Coordenação: Francieli Scheffer H.

 

Cessado o pagamento do benefício previdenciário, em decorrência da alta médica atestada pelo perito da Previdência, a suspensão do contrato de emprego se extingue, voltando este a produzir seus regulares efeitos.
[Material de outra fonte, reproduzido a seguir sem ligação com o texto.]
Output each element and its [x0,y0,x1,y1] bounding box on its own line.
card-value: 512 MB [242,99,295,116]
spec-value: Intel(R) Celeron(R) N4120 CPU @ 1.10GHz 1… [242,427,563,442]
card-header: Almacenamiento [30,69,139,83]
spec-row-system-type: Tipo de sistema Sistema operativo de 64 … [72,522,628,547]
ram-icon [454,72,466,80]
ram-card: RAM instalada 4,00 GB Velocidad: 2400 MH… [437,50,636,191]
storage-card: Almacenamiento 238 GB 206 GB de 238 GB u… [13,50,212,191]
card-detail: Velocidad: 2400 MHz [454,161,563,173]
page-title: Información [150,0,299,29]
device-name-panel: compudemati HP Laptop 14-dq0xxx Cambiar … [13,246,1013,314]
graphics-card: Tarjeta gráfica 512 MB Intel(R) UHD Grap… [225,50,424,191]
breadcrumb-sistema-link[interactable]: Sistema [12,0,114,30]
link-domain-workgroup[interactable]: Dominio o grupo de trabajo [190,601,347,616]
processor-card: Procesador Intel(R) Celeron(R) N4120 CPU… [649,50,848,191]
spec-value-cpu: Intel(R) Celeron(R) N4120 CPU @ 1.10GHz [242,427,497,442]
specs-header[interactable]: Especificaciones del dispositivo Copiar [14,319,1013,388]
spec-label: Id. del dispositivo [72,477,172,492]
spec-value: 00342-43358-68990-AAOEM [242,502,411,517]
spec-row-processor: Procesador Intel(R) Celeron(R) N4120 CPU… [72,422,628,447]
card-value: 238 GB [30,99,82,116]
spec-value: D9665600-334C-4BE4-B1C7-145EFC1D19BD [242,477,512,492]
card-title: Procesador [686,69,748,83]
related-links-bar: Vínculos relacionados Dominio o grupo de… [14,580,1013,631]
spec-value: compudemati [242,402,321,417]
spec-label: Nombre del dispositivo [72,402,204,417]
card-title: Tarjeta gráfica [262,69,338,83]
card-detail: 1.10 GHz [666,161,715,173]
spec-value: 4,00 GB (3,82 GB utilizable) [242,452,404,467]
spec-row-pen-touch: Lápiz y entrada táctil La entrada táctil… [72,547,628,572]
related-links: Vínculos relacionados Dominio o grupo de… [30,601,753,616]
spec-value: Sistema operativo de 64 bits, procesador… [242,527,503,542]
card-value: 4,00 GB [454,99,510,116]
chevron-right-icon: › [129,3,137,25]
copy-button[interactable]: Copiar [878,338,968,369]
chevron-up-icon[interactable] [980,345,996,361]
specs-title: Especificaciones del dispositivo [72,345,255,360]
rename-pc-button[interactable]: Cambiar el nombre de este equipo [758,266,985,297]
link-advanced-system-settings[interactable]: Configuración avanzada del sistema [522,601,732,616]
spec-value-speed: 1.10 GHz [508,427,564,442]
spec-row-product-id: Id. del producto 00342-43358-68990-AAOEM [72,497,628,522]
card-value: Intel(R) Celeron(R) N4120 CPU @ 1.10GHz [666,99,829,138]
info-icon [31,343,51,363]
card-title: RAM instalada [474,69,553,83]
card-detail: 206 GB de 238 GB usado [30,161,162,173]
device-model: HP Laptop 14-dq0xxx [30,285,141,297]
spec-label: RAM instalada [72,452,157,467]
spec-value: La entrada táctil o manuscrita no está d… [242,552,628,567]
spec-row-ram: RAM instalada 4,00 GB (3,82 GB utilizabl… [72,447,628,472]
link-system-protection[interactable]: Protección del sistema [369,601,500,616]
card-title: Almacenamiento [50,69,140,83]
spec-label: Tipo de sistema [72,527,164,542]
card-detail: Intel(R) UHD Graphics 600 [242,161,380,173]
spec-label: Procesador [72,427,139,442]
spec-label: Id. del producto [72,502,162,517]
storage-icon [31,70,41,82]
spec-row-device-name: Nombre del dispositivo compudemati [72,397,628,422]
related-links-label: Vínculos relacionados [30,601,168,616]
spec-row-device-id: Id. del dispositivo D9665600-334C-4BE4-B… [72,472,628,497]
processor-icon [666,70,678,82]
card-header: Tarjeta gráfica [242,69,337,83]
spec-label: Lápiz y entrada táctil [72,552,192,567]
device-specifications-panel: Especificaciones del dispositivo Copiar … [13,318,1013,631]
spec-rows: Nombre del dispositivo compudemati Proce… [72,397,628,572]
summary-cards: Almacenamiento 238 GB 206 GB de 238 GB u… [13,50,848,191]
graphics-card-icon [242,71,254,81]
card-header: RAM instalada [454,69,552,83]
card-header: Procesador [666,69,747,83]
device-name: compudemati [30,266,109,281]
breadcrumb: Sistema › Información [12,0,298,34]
Essa é a interpretação que se extrai do conteúdo da Súmula nº 440 e da OJ nº 375 da SDI-I do TST:

Súmula nº 440 do TST
AUXÍLIO-DOENÇA ACIDENTÁRIO. APOSENTADORIA POR INVALIDEZ. SUSPENSÃO DO CONTRATO DE TRABALHO. RECONHECIMENTO DO DIREITO À MANUTENÇÃO DE PLANO DE SAÚDE OU DE ASSISTÊNCIA MÉDICA – Res. 185/2012, DEJT divulgado em 25, 26 e 27.09.2012
Assegura-se o direito à manutenção de plano de saúde ou de assistência médica oferecido pela empresa ao empregado, não obstante suspenso o contrato de trabalho em virtude de auxílio-doença acidentário ou de aposentadoria por invalidez.

OJ nº 375 da SDI-I.
AUXÍLIO-DOENÇA. APOSENTADORIA POR INVALIDEZ. SUSPENSÃO DO CONTRATO DE TRABALHO. PRESCRIÇÃO. CONTAGEM. (DEJT divulgado em 19, 20 e 22.04.2010)
A suspensão do contrato de trabalho, em virtude da percepção do auxílio-doença ou da aposentadoria por invalidez, não impede a fluência da prescrição quinquenal, ressalvada a hipótese de absoluta impossibilidade de acesso ao Judiciário.

 

Neste passo, com o término da suspensão contratual, em decorrência da alta médica atestada pela Previdência, compete ao trabalhador retornar ao trabalho. Essa é a diretriz que se extrai da Súmula nº 160 do TST, não obstante tratar de benefício pontual (aposentadoria por invalidez):

Súmula nº 160 do TST
APOSENTADORIA POR INVALIDEZ (mantida) – Res. 121/2003, DJ 19, 20 e 21.11.2003
Cancelada a aposentadoria por invalidez, mesmo após cinco anos, o trabalhador terá direito de retornar ao emprego, facultado, porém, ao empregador, indenizá-lo na forma da lei.

 

Com efeito, a partir da alta médica atestada pelo órgão previdenciário o empregado assume o dever de retornar ao trabalho.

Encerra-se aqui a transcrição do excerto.